Notícias sobre arte, cultura, turismo, gastronomia, lazer e sustentabilidade

SESC Digital antecipa álbum ‘Mar Anterior’ do Grupo ANIMA

São Paulo, por Kleber Patricio

O Grupo ANIMA em foto de Daniel Bittar.

Como se um livro de História viesse acompanhado de páginas pautadas de harmonias, arranjos e melodias, nos últimos 30 anos, o Grupo ANIMA trafega pelos meandros de origens indígena, africana e ibérica da tradição oral brasileira. Conexões mitológicas, políticas e sociológicas tecidas a partir de pesquisas e sonoridades da Idade Média e da cultura renascentista também movimentam os encontros da música antiga e popular em uma expressão musical historicamente orientada.

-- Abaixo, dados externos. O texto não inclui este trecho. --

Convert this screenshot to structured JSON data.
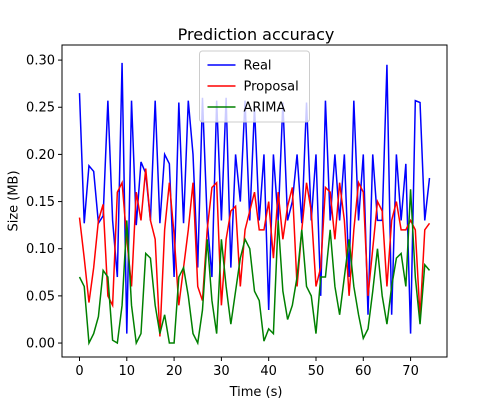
{
  "chart_data": {
    "type": "line",
    "title": "Prediction accuracy",
    "xlabel": "Time (s)",
    "ylabel": "Size (MB)",
    "x": [
      0,
      1,
      2,
      3,
      4,
      5,
      6,
      7,
      8,
      9,
      10,
      11,
      12,
      13,
      14,
      15,
      16,
      17,
      18,
      19,
      20,
      21,
      22,
      23,
      24,
      25,
      26,
      27,
      28,
      29,
      30,
      31,
      32,
      33,
      34,
      35,
      36,
      37,
      38,
      39,
      40,
      41,
      42,
      43,
      44,
      45,
      46,
      47,
      48,
      49,
      50,
      51,
      52,
      53,
      54,
      55,
      56,
      57,
      58,
      59,
      60,
      61,
      62,
      63,
      64,
      65,
      66,
      67,
      68,
      69,
      70,
      71,
      72,
      73,
      74
    ],
    "series": [
      {
        "name": "Real",
        "color": "#0000ff",
        "values": [
          0.265,
          0.127,
          0.188,
          0.182,
          0.127,
          0.135,
          0.257,
          0.13,
          0.07,
          0.297,
          0.01,
          0.257,
          0.125,
          0.192,
          0.18,
          0.13,
          0.257,
          0.127,
          0.2,
          0.19,
          0.07,
          0.255,
          0.127,
          0.257,
          0.2,
          0.08,
          0.26,
          0.13,
          0.07,
          0.257,
          0.13,
          0.26,
          0.08,
          0.2,
          0.15,
          0.257,
          0.13,
          0.25,
          0.13,
          0.2,
          0.035,
          0.2,
          0.13,
          0.255,
          0.13,
          0.15,
          0.2,
          0.127,
          0.255,
          0.13,
          0.2,
          0.05,
          0.257,
          0.13,
          0.2,
          0.13,
          0.2,
          0.07,
          0.257,
          0.13,
          0.2,
          0.03,
          0.2,
          0.13,
          0.13,
          0.295,
          0.03,
          0.2,
          0.13,
          0.19,
          0.01,
          0.257,
          0.255,
          0.13,
          0.175
        ]
      },
      {
        "name": "Proposal",
        "color": "#ff0000",
        "values": [
          0.133,
          0.09,
          0.043,
          0.08,
          0.13,
          0.147,
          0.05,
          0.04,
          0.16,
          0.17,
          0.11,
          0.06,
          0.16,
          0.13,
          0.185,
          0.13,
          0.11,
          0.007,
          0.12,
          0.17,
          0.115,
          0.04,
          0.08,
          0.12,
          0.17,
          0.06,
          0.045,
          0.12,
          0.165,
          0.17,
          0.04,
          0.11,
          0.14,
          0.145,
          0.06,
          0.12,
          0.14,
          0.16,
          0.12,
          0.12,
          0.15,
          0.09,
          0.16,
          0.11,
          0.145,
          0.165,
          0.06,
          0.12,
          0.17,
          0.14,
          0.06,
          0.08,
          0.165,
          0.16,
          0.11,
          0.17,
          0.13,
          0.05,
          0.12,
          0.17,
          0.16,
          0.05,
          0.1,
          0.15,
          0.14,
          0.06,
          0.13,
          0.15,
          0.12,
          0.12,
          0.13,
          0.12,
          0.027,
          0.12,
          0.127
        ]
      },
      {
        "name": "ARIMA",
        "color": "#008000",
        "values": [
          0.07,
          0.06,
          0.0,
          0.01,
          0.028,
          0.077,
          0.07,
          0.003,
          0.0,
          0.04,
          0.13,
          0.04,
          0.0,
          0.01,
          0.095,
          0.09,
          0.04,
          0.01,
          0.03,
          0.0,
          0.0,
          0.07,
          0.08,
          0.05,
          0.01,
          0.0,
          0.035,
          0.11,
          0.045,
          0.01,
          0.11,
          0.06,
          0.02,
          0.055,
          0.09,
          0.11,
          0.1,
          0.055,
          0.045,
          0.002,
          0.015,
          0.01,
          0.13,
          0.055,
          0.025,
          0.04,
          0.07,
          0.12,
          0.06,
          0.05,
          0.01,
          0.07,
          0.07,
          0.12,
          0.06,
          0.03,
          0.07,
          0.11,
          0.06,
          0.03,
          0.005,
          0.015,
          0.055,
          0.1,
          0.05,
          0.02,
          0.06,
          0.09,
          0.095,
          0.06,
          0.163,
          0.07,
          0.02,
          0.083,
          0.077
        ]
      }
    ],
    "xlim": [
      -3.7,
      77.7
    ],
    "ylim": [
      -0.0148,
      0.316
    ],
    "xticks": [
      0,
      10,
      20,
      30,
      40,
      50,
      60,
      70
    ],
    "yticks": [
      {
        "value": 0,
        "label": "0.00"
      },
      0.05,
      {
        "value": 0.1,
        "label": "0.10"
      },
      0.15,
      {
        "value": 0.2,
        "label": "0.20"
      },
      0.25,
      {
        "value": 0.3,
        "label": "0.30"
      }
    ],
    "legend": "upper center"
  }
}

Desde 2010, o conjunto de música de câmara celebra a trilogia do Imaginário Sonoro Brasileiro. Ao lado do Selo SESC, três álbuns ganharam forma como parte da identidade musical do Brasil, por meio de instrumentos e da mistura de sons provenientes de outras culturas e de outros tempos. Inspirado no livro homônimo de Walnice Nogueira Galvão, o álbum Donzela Guerreira (2010), apresenta um intenso estudo sonoro cujas obras abordam arquétipos da heroína que oscila entre características masculinas e femininas. A segunda parte da série percorre o espaço imaginário entre a mitologia e a história de Encantaria (2017), ao traçar um roteiro dramatúrgico musical sobre o mito milenarista do sebastianismo (desaparecimento do Rei Dom Sebastião, na batalha de Alcácer Quibir, no Marrocos, em 1578).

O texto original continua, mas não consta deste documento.